I like this thing, and it's kind of embarrassing, and is there anyone else out there who likes it, too?

One of the greatest things about the internet is that it opens a world of possibilities for people who like weird shit. Back in the 70s, I have no idea how people who were into balloon-popping for sexual pleasure found other people who were also into it. (These people, I've learned, are called "looners". If this sounds like your thing, I expect you to give a prayer of thanks to the geeks over at Google. I believe their preferred form of prayer is alcohol.) Any wacky thing you can think of, there's a group of people out there on the internet, chatting and sharing their fantasies and helping each other feel a little less alone.

Okay, maybe you're more creative than I am, and you can think of something for which there is no fetish group. I don't know. But I guarantee that if there isn't yet, there will be soon!

At any rate, what this means for all of you out there who are looking to pick people up on the internet, is that if you have a crazy fantasy that you've always been too embarrassed to tell a boyfriend or a girlfriend, you may finds casual encounters are a good way to play that out.

You want someone to tickle you while you fuck? Or you get hot thinking about that thing you saw on a porn flick once, where the woman leaned back on a yoga ball? Or whatever crazy thing you've been too shy to broach in relationships?

Give it a try! After all, what's the worst that happens? Your date thinks you're weird. Big deal!

April 20, 2006

So, how do you avoid sex/love confusion?

It's so easy to conflate sex and love that I have resolved not to talk about love while in bed with a new lover. We all know that stereotype of the person calling out at the moment of orgasm, "I love you!" only to regret it moments later. That's a magnification of the easy slide from, "I feel good and happy when I'm snuggled up with you after sex," to thinking that this warm, snuggly feeling is love, to, "I love you."

Now, you may think that I'm doing this as a way to avoid emotional commitment (and I'll be the first to admit that I have commitment issues), but from my point of view, it's more about keeping my emotions honest than it is about keeping them safe. I don't want to confuse sex for love, because if I do, I'm doing my emotional landscape a disservice.

It's one thing to express love in post-coital bliss with someone with whom that relationship is already established, but it seems a foolish first time to say it. Sure, it's also an easy time to say it.

Never let it be said, however, that I recommend the easy option.

April 19, 2006

Cuddle up while you can, before summer makes it too sweaty for touching!

The other day, this query appeared in my inbox:

How cuddly should a guy be?

I have to tell you, I don't really know how to answer this kind of question, because the answer depends so much on the individual you're with. Really, the best way to find out how cuddly you should be is to ask your partner. Or act as cuddly as you like, and if she finds it excessive, she'll probably take some of her space back. Or if it's not enough, you'll find her touching you more.
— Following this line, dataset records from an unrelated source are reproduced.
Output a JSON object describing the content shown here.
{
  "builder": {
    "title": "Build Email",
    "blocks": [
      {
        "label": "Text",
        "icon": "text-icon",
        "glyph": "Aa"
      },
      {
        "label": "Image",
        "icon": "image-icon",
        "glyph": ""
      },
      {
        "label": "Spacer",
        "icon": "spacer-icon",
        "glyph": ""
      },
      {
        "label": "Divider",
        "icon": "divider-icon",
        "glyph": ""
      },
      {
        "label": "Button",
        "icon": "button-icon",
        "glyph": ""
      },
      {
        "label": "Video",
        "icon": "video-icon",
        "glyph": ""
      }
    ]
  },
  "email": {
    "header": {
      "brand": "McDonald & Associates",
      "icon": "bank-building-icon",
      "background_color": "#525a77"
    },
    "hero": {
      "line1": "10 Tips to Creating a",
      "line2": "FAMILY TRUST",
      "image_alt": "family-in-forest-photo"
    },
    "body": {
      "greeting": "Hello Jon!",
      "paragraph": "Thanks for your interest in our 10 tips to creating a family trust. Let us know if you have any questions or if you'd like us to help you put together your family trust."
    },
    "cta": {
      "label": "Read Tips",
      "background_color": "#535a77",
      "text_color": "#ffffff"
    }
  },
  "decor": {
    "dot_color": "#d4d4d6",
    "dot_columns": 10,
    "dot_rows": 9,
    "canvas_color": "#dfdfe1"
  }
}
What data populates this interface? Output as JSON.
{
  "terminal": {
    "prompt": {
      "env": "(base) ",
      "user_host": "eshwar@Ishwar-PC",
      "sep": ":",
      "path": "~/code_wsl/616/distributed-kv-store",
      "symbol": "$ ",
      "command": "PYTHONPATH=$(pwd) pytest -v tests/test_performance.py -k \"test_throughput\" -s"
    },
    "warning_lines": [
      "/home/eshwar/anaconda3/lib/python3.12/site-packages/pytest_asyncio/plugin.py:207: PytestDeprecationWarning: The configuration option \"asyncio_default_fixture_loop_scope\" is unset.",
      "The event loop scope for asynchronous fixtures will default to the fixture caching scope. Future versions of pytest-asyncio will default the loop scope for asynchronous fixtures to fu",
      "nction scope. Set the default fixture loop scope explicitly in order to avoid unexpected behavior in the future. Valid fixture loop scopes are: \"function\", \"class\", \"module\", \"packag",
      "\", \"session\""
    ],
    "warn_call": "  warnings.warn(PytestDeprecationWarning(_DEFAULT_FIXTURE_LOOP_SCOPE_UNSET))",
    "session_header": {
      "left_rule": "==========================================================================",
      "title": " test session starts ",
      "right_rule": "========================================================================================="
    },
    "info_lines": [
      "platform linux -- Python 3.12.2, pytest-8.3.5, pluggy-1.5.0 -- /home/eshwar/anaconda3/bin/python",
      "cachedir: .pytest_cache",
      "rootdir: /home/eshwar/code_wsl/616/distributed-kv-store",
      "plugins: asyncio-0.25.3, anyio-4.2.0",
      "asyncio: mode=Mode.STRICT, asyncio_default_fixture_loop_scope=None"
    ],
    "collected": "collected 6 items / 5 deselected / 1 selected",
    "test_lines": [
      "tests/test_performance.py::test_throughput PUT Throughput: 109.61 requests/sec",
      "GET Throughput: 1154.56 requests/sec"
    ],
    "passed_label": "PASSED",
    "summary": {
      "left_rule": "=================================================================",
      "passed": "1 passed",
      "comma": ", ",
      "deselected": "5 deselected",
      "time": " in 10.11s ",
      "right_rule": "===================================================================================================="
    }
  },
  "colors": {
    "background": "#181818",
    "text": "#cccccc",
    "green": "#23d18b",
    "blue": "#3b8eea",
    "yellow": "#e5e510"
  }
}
Speaking for myself, I tend to be a little less on the cuddly side than many. I like to touch, but I don't like to be entwined or tangled for more than a few minutes. I like spooning, but I far prefer to be on the outside 99% of the time. I love friendly touch: stroking his arm or back or standing close enough that our shoulders touch. I also like to receive that kind of touch.

So, now you know what to do if you ever get me into bed. But, really, if you're sleeping with someone else (which I assume you are, since you're not sleeping with me), I suggest you ask her what she likes!

April 18, 2006

I love a good compliment

Last night, my date gave me one of the top ten compliments I've ever received:

"You're like a porn star, but without the skeevy!"

Needless to say, today I'm feeling smug.

April 17, 2006

How do I say no? Let me count the ways

We all know the line, "No means no." And that's an easy one, right? Of course no means no. Except, naturally, when no means, "Talk me into it," or "Well, maybe, if I have a little more time to think about it."

The problem, here, is not just with men ignoring women when they say no, but women saying no when they mean something else. Women, you can help by saying no when you mean no, but not otherwise. Find another way to flirtatiously suggest that he should work harder if that's what you want. A flippant head-toss and a vague, "I don't know," is better than a flirtatious, "No..." Men, you can help by backing off when a woman says no. Even if it really seems like she doesn't mean it, you can act like she does. If you really want to keep flirting, ask her for clarification. If she has any good sense at all, she'll be chagrined when you point out that saying but not meaning no is a recipe, on a social level, for disaster.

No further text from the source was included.